Check e-mail or username for a data breach vs IP2Proxy

Same instrument, two spec sheets — measured, not claimed.

Uptime · 30d
Uptime · 90d—%—%
Uptime · 30d—%—%
P50 · ms
P95 · ms
AuthnoneapiKey
CORSnono
HTTPSyesyes
Card requirednono
Commercial useunclearunclear
Data licenseUnverifiedUnverified
Free tierFree — limits not publishedFree tier — API key required
Rate limitUnpublishedUnpublished
In directory since2026-07-052026-07-05
operationalpartialdownno data

Check e-mail or username for a data breach vs IP2Proxy: common questions

Which is more reliable, Check e-mail or username for a data breach or IP2Proxy?

On our scheduled checks, IP2Proxy leads on measured uptime — Check e-mail or username for a data breach at —% versus IP2Proxy at —% over 90 days. These are our own probe results, not provider claims; the uptime bars above show the day-by-day record for both.

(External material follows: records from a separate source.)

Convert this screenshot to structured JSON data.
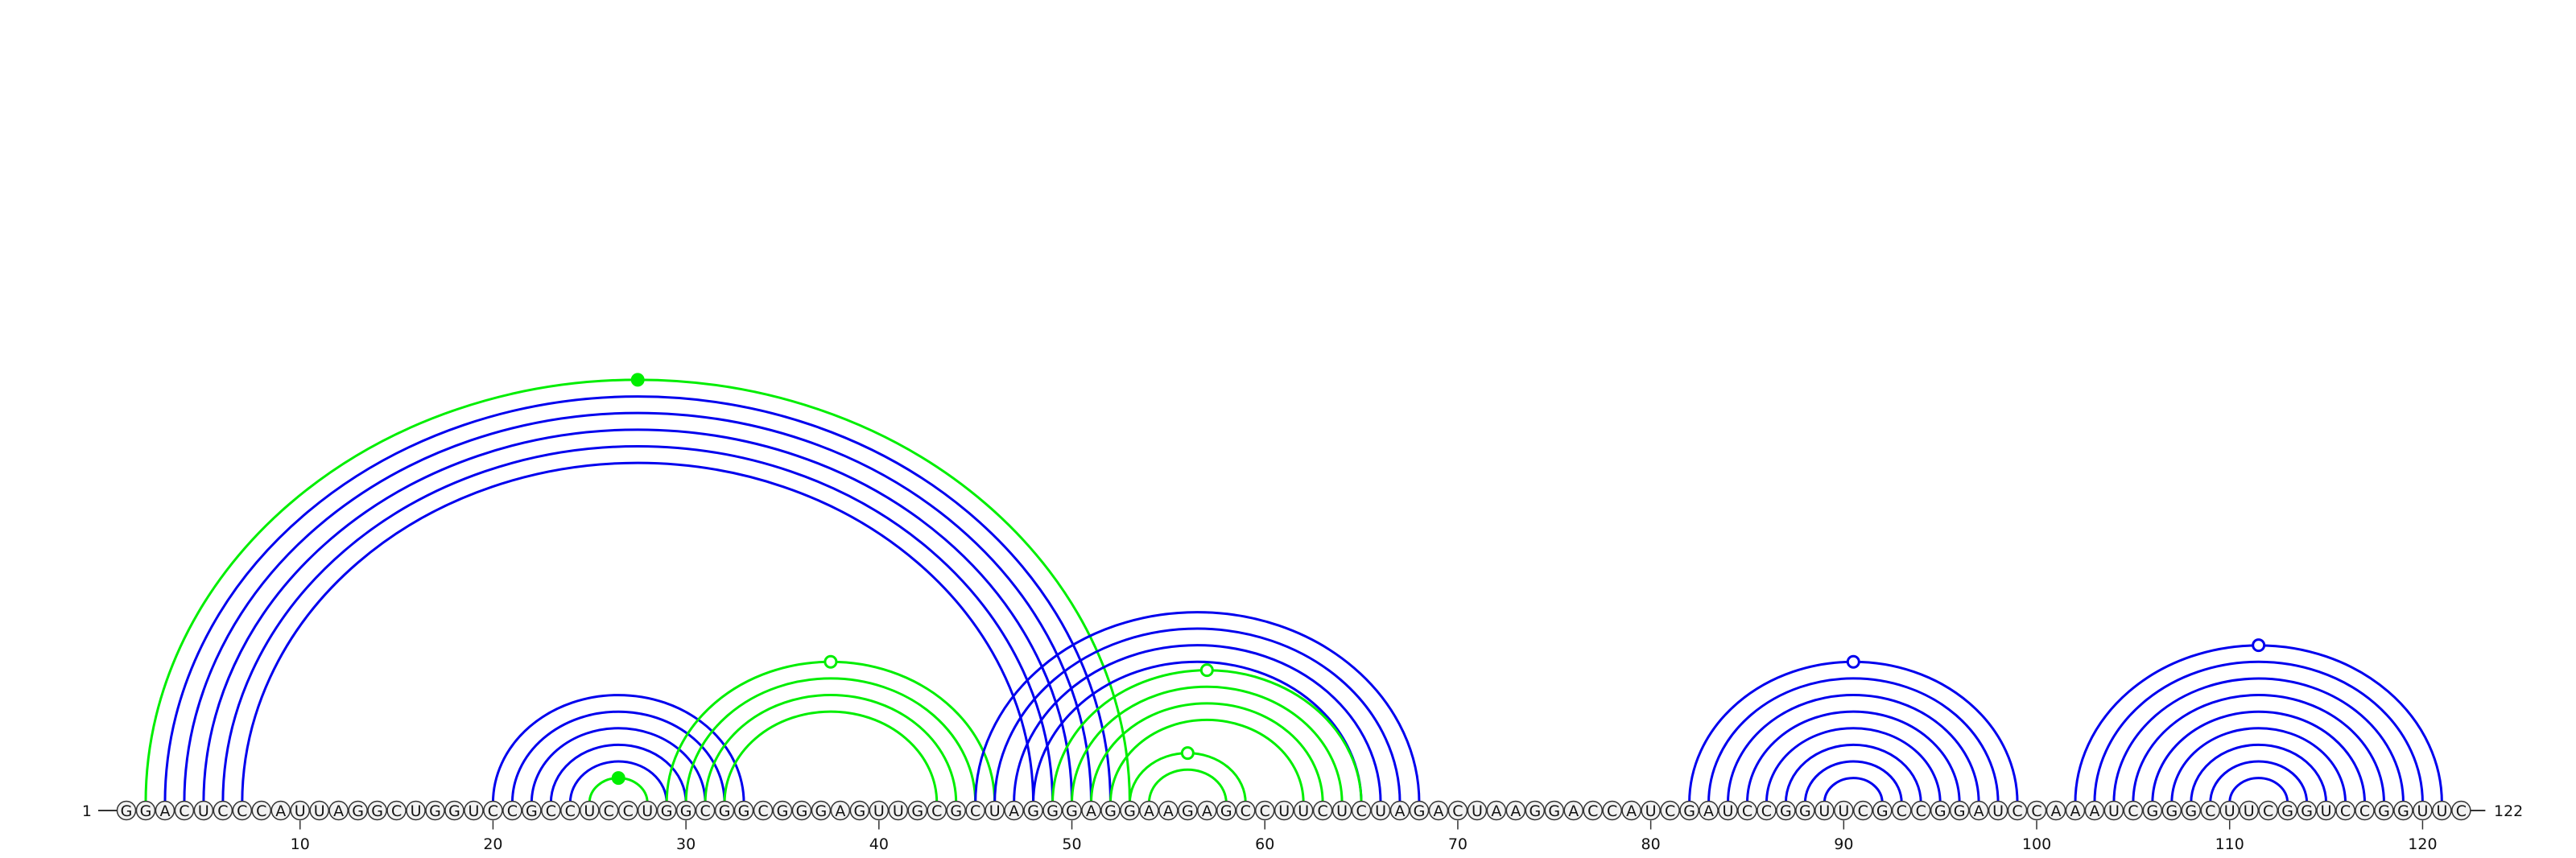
{
  "diagram": {
    "start_label": "1",
    "end_label": "122",
    "sequence": "GGACUCCCAUUAGGCUGGUCCGCCUCCUGGCGGCGGGAGUUGCGCUAGGGAGGAAGAGCCUUCUCUAGACUAAGGACCAUCGAUCCGGUUCGCCGGAUCCAAAUCGGGCUUCGGUCCGGUUC",
    "tick_labels": [
      "10",
      "20",
      "30",
      "40",
      "50",
      "60",
      "70",
      "80",
      "90",
      "100",
      "110",
      "120"
    ],
    "colors": {
      "blue": "#0000ee",
      "green": "#00ee00",
      "nucleotide_fill": "#f2f2f2",
      "nucleotide_stroke": "#333333"
    },
    "arc_groups": [
      {
        "color": "blue",
        "pairs": [
          [
            3,
            52
          ],
          [
            4,
            51
          ],
          [
            5,
            50
          ],
          [
            6,
            49
          ],
          [
            7,
            48
          ]
        ]
      },
      {
        "color": "green",
        "pairs": [
          [
            2,
            53
          ]
        ],
        "marker": "filled"
      },
      {
        "color": "blue",
        "pairs": [
          [
            20,
            33
          ],
          [
            21,
            32
          ],
          [
            22,
            31
          ],
          [
            23,
            30
          ],
          [
            24,
            29
          ]
        ]
      },
      {
        "color": "green",
        "pairs": [
          [
            25,
            28
          ]
        ],
        "marker": "filled"
      },
      {
        "color": "green",
        "pairs": [
          [
            29,
            46
          ],
          [
            30,
            45
          ],
          [
            31,
            44
          ],
          [
            32,
            43
          ]
        ],
        "marker": "open"
      },
      {
        "color": "blue",
        "pairs": [
          [
            45,
            68
          ],
          [
            46,
            67
          ],
          [
            47,
            66
          ],
          [
            48,
            65
          ]
        ]
      },
      {
        "color": "green",
        "pairs": [
          [
            49,
            65
          ],
          [
            50,
            64
          ],
          [
            51,
            63
          ],
          [
            52,
            62
          ]
        ],
        "marker": "open"
      },
      {
        "color": "green",
        "pairs": [
          [
            53,
            59
          ],
          [
            54,
            58
          ]
        ],
        "marker": "open"
      },
      {
        "color": "blue",
        "pairs": [
          [
            82,
            99
          ],
          [
            83,
            98
          ],
          [
            84,
            97
          ],
          [
            85,
            96
          ],
          [
            86,
            95
          ],
          [
            87,
            94
          ],
          [
            88,
            93
          ],
          [
            89,
            92
          ]
        ],
        "marker": "open"
      },
      {
        "color": "blue",
        "pairs": [
          [
            102,
            121
          ],
          [
            103,
            120
          ],
          [
            104,
            119
          ],
          [
            105,
            118
          ],
          [
            106,
            117
          ],
          [
            107,
            116
          ],
          [
            108,
            115
          ],
          [
            109,
            114
          ],
          [
            110,
            113
          ]
        ],
        "marker": "open"
      }
    ]
  }
}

Do Check e-mail or username for a data breach and IP2Proxy need an API key?

Check e-mail or username for a data breach needs no key, while IP2Proxy requires a free API key. If you want to start calling without signup, reach for Check e-mail or username for a data breach first.

Can I call Check e-mail or username for a data breach and IP2Proxy from the browser?

Neither sends browser-friendly CORS headers reliably, so call Check e-mail or username for a data breach and IP2Proxy from a server or proxy rather than client-side. The CORS and HTTPS rows above show exactly what we detected for each.

Are Check e-mail or username for a data breach and IP2Proxy free for commercial use?

Check e-mail or username for a data breach has unclear commercial terms, and IP2Proxy has unclear commercial terms. We track service terms and the data license as separate fields — see the Commercial use and Data license rows above, and confirm both before shipping either in a paid product.